SHM systems have been widely implemented in long-span bridges, and seas of field measurement data have been accumulated. Due to the imperfect sensors, data transmission and acquisition, various anomalies inevitably exist in the SHM data, which may lead to unreliable structural condition assessment. Thus, an effective approach for detecting data anomalies is highly desirable. Due to the imbalanced data, some anomalous patterns are undertrained in popular end-to-end deep neural network models, resulting in a reduction in detection precision. In this paper, a hierarchical classification model with deep neural network tree is proposed for imbalanced data. The DNN tree contains three levels: (1) CNN to divide seven types of data into four categories (134, 2, 5, 67), denoted as C4; (2) two DNNs to classify to two classes separately (1, 34, 6, 7), denoted as D2D2; (3) DNNs to classify to two classes (3, 4).
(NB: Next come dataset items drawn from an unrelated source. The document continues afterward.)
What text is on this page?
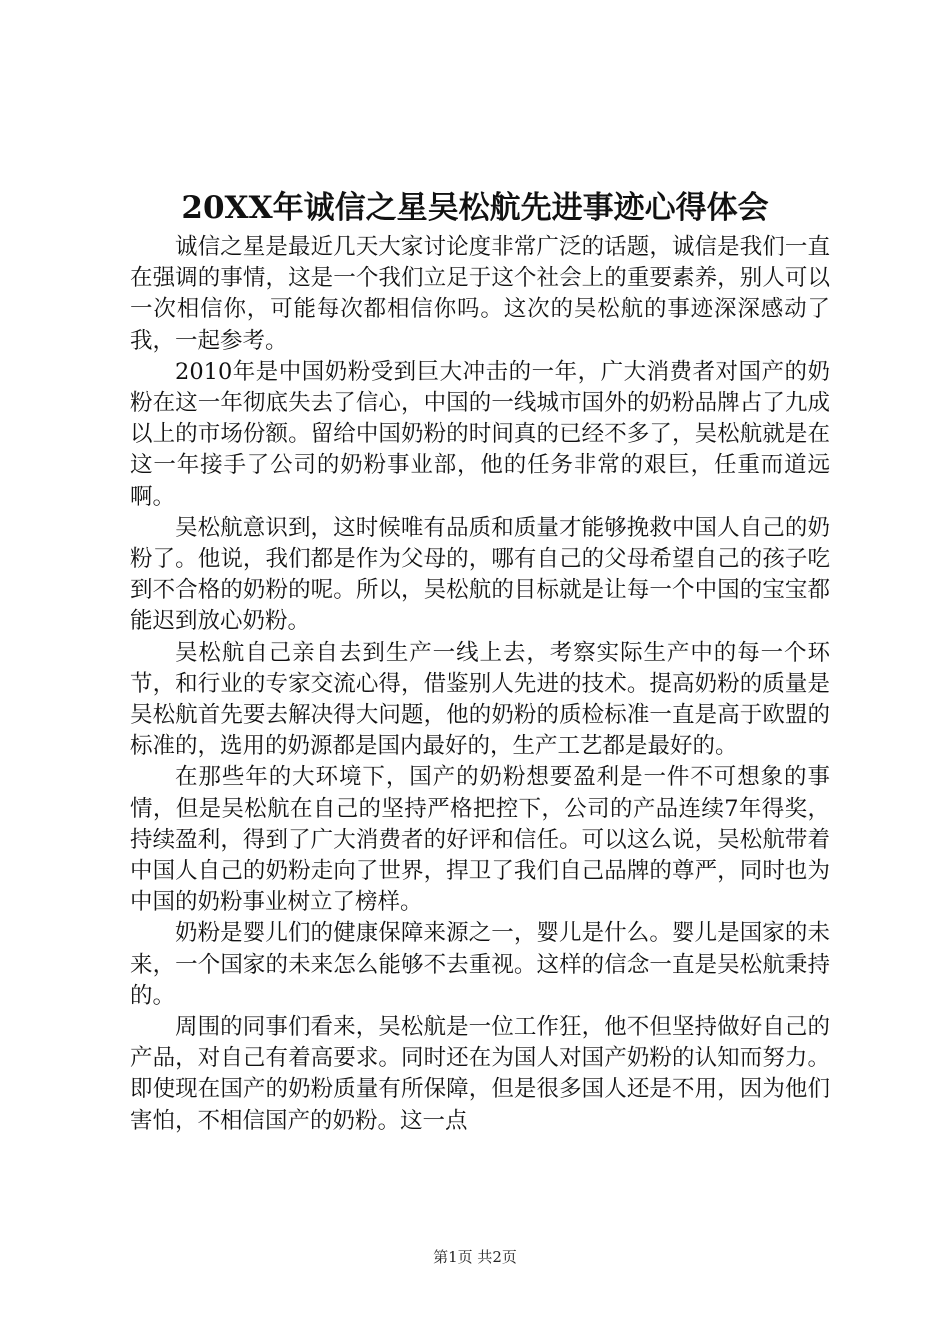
20XX年诚信之星吴松航先进事迹心得体会

诚信之星是最近几天大家讨论度非常广泛的话题，诚信是我们一直在强调的事情，这是一个我们立足于这个社会上的重要素养，别人可以一次相信你，可能每次都相信你吗。这次的吴松航的事迹深深感动了我，一起参考。

2010年是中国奶粉受到巨大冲击的一年，广大消费者对国产的奶粉在这一年彻底失去了信心，中国的一线城市国外的奶粉品牌占了九成以上的市场份额。留给中国奶粉的时间真的已经不多了，吴松航就是在这一年接手了公司的奶粉事业部，他的任务非常的艰巨，任重而道远啊。

吴松航意识到，这时候唯有品质和质量才能够挽救中国人自己的奶粉了。他说，我们都是作为父母的，哪有自己的父母希望自己的孩子吃到不合格的奶粉的呢。所以，吴松航的目标就是让每一个中国的宝宝都能迟到放心奶粉。

吴松航自己亲自去到生产一线上去，考察实际生产中的每一个环节，和行业的专家交流心得，借鉴别人先进的技术。提高奶粉的质量是吴松航首先要去解决得大问题，他的奶粉的质检标准一直是高于欧盟的标准的，选用的奶源都是国内最好的，生产工艺都是最好的。

在那些年的大环境下，国产的奶粉想要盈利是一件不可想象的事情，但是吴松航在自己的坚持严格把控下，公司的产品连续7年得奖，持续盈利，得到了广大消费者的好评和信任。可以这么说，吴松航带着中国人自己的奶粉走向了世界，捍卫了我们自己品牌的尊严，同时也为中国的奶粉事业树立了榜样。

奶粉是婴儿们的健康保障来源之一，婴儿是什么。婴儿是国家的未来，一个国家的未来怎么能够不去重视。这样的信念一直是吴松航秉持的。

周围的同事们看来，吴松航是一位工作狂，他不但坚持做好自己的产品，对自己有着高要求。同时还在为国人对国产奶粉的认知而努力。即使现在国产的奶粉质量有所保障，但是很多国人还是不用，因为他们害怕，不相信国产的奶粉。这一点

第1页 共2页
So, the DNN tree is presented as C4_D2D2_D2. The DNN tree is an open framework and can be defined based on the data characteristics. In the data processing, three data sets are built for training, namely single-channel data set, dual-channel data set and statistical data set. To validate our work, we considered the effects of balanced and imbalanced training sets and training ratios. The results show that our model can detect the multi-pattern anomalies of SHM data efficiently with 95.5% high accuracy. Besides, the proportion of abnormal data classified to normal data has been reduced, especially 3-minor. This model successfully solves the problem in a simple and easy to understand way, which has certain reference significance for the bridge structure anomaly judgment in the future.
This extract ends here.